Bütün kadınlar emekçidir. İster ev kadını olsun ister fabrikada elleri nasır tutan bir işçi ya da binlerce kişiye istihdam yaratan bir iş kadını. Tüm kadınların 8 Mart Dünya Emekçi Kadınlar Günü kutlu olsun!
Biz, Cumhuriyet Halk Partili kadınlar, eşit bir Türkiye inşası için mücadele ediyoruz. Bu mücadeleyi Türkiye kadın hareketiyle ve eşitlikçi erkeklerle birlikte büyütüyoruz. Üç hayati sorunumuz var: kadına yönelik şiddet, yoksulluk, temsilde ve hizmetlere erişimde adaletsizlik.
Ne yazık ki ülkemizde kadına yönelik şiddet katlanarak artıyor. Daha geçtiğimiz günlerde bir günde 8 kız kardeşimiz katledildi. Kadınlar, en güvenli olması gereken yerlerde; evlerinde şiddet görüyor ya da öldürülüyor.

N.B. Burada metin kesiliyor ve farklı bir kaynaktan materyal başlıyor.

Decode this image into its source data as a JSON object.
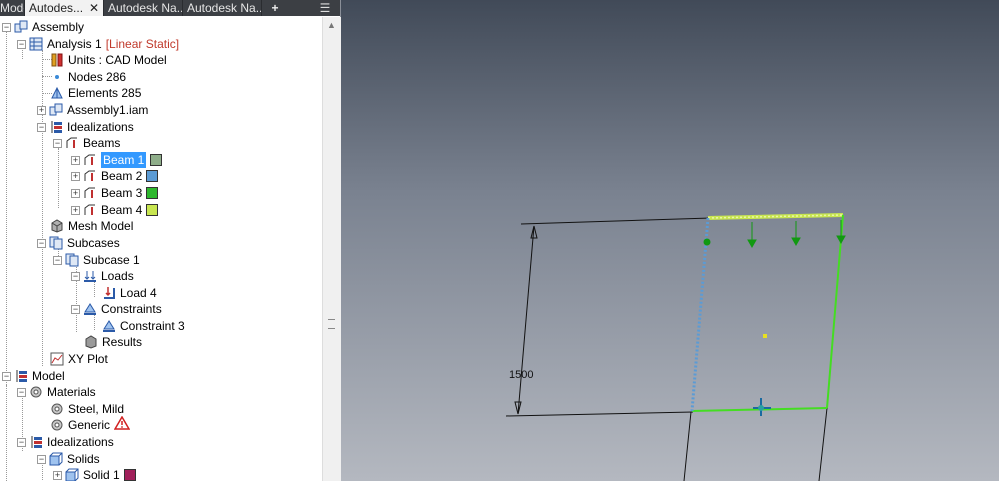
{
  "tabs": [
    {
      "label": "Model",
      "close": ""
    },
    {
      "label": "Autodes...",
      "close": "✕"
    },
    {
      "label": "Autodesk Na..."
    },
    {
      "label": "Autodesk Na..."
    }
  ],
  "tab_add": "+",
  "tab_menu": "☰",
  "tree": {
    "assembly": "Assembly",
    "analysis": "Analysis 1",
    "analysis_type": "[Linear Static]",
    "units": "Units : CAD Model",
    "nodes": "Nodes 286",
    "elements": "Elements 285",
    "assembly_iam": "Assembly1.iam",
    "idealizations": "Idealizations",
    "beams": "Beams",
    "beam_items": [
      {
        "label": "Beam 1",
        "color": "#8fae8a"
      },
      {
        "label": "Beam 2",
        "color": "#5b9bd5"
      },
      {
        "label": "Beam 3",
        "color": "#2eb82e"
      },
      {
        "label": "Beam 4",
        "color": "#c8e650"
      }
    ],
    "mesh_model": "Mesh Model",
    "subcases": "Subcases",
    "subcase1": "Subcase 1",
    "loads": "Loads",
    "load4": "Load 4",
    "constraints": "Constraints",
    "constraint3": "Constraint 3",
    "results": "Results",
    "xy_plot": "XY Plot",
    "model": "Model",
    "materials": "Materials",
    "steel": "Steel, Mild",
    "generic": "Generic",
    "idealizations2": "Idealizations",
    "solids": "Solids",
    "solid1": "Solid 1",
    "solid1_color": "#a0205a"
  },
  "viewport": {
    "dimension_label": "1500",
    "beam_color_top": "#c8e650",
    "beam_color_right": "#2eb82e",
    "beam_color_left": "#5b9bd5"
  }
}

İktidar ise kadına yönelik şiddeti tolere edilebilir buluyor, kadın cinayetlerine sadece “sayı” olarak bakıyor. Kadınların can simidi olan İstanbul Sözleşmesi’ni bir gece yarısı ansızın hukuksuzca feshediyor. Kadın katillerinin sırtını sıvazlayanlar, şimdi de 6284 sayılı Ailenin Korunması ve Kadına Karşı Şiddetin Önlenmesine Dair Kanun’u budamak istiyor. Bugün 81 il, 973 ilçede tek ses oluyor ve bir kez daha haykırıyoruz:
YASALARA DOKUNMA, UYGULA!
İktidarın yeni hedefinde eşit yurttaşlık hakkımızın ve laikliğin güvencesi olan Medeni Kanun var. Ancak; laikliğe savaş açanlar karşılarında dağ gibi duran kadınları bulurlar. Haklarımızı bir torba yasaya doldurup, çöpe atma hayali kuranlara sesleniyoruz:
HADDİNİZİ BİLİN!
Hayati öneme sahip bir diğer sorunumuz da kadın yoksulluğu ve kadınların istihdam dışına itilmesidir. Kadın istihdamına yönelik veriler, bir utanç tablosunu açıkça ortaya koymaktadır. Ülkemizin nüfusunun yarıdan biraz fazlası kadın ama her beş kadından sadece biri kayıtlı ve tam zamanlı istihdamda yer alıyor. Yaklaşık 4,5 milyon kadın çalışmak istiyor ama iş bulamıyor. Genç kadın işsizliği oranı ise yüzde 51. Kadınların yüzde 61,4’ü asgari ücretin altında veya asgari ücretin yüzde 20 üzerinde ücret alıyor. Kadınların yüzde 41’i ise asgari ücret dahi alamıyor.
Kadınların yarısı iş hayatına katılamama nedeni olarak üzerlerindeki bakım yükünü gösteriyor. Yaşadığımız bütün sorunların temelinde “ben kadın erkek eşitliğine inanmıyorum” diyen zihniyet var. Bu nedenle kadınların adalete, eğitime ve sağlığa erişimi çok sınırlı hale geldi. Deprem bölgesindeki kız kardeşlerimiz için yaşam koşulları çok daha ağır ve zorlayıcı.
Buradan tüm kadınlara ve demokrasiyi savunan erkeklere sesleniyoruz: Eşitlik için, özgürlük için, kardeşlik için, Haklarımıza sahip çıkmak için, Yoksulluğu bitirmek için. İşsizliğe son vermek için. Şiddeti durdurmak için. İstanbul Sözleşmesi’ni yeniden yürürlüğe koymak için. Kadın hakları, çocuk hakları, çevre hakları ve hayvan hakları için. Emeklilerimizin üç kuruşa muhtaç yaşamaması için. Engelli yurttaşlarımızın önündeki engellerin kaldırılması için. Laik, demokratik ve özgür bir Türkiye için.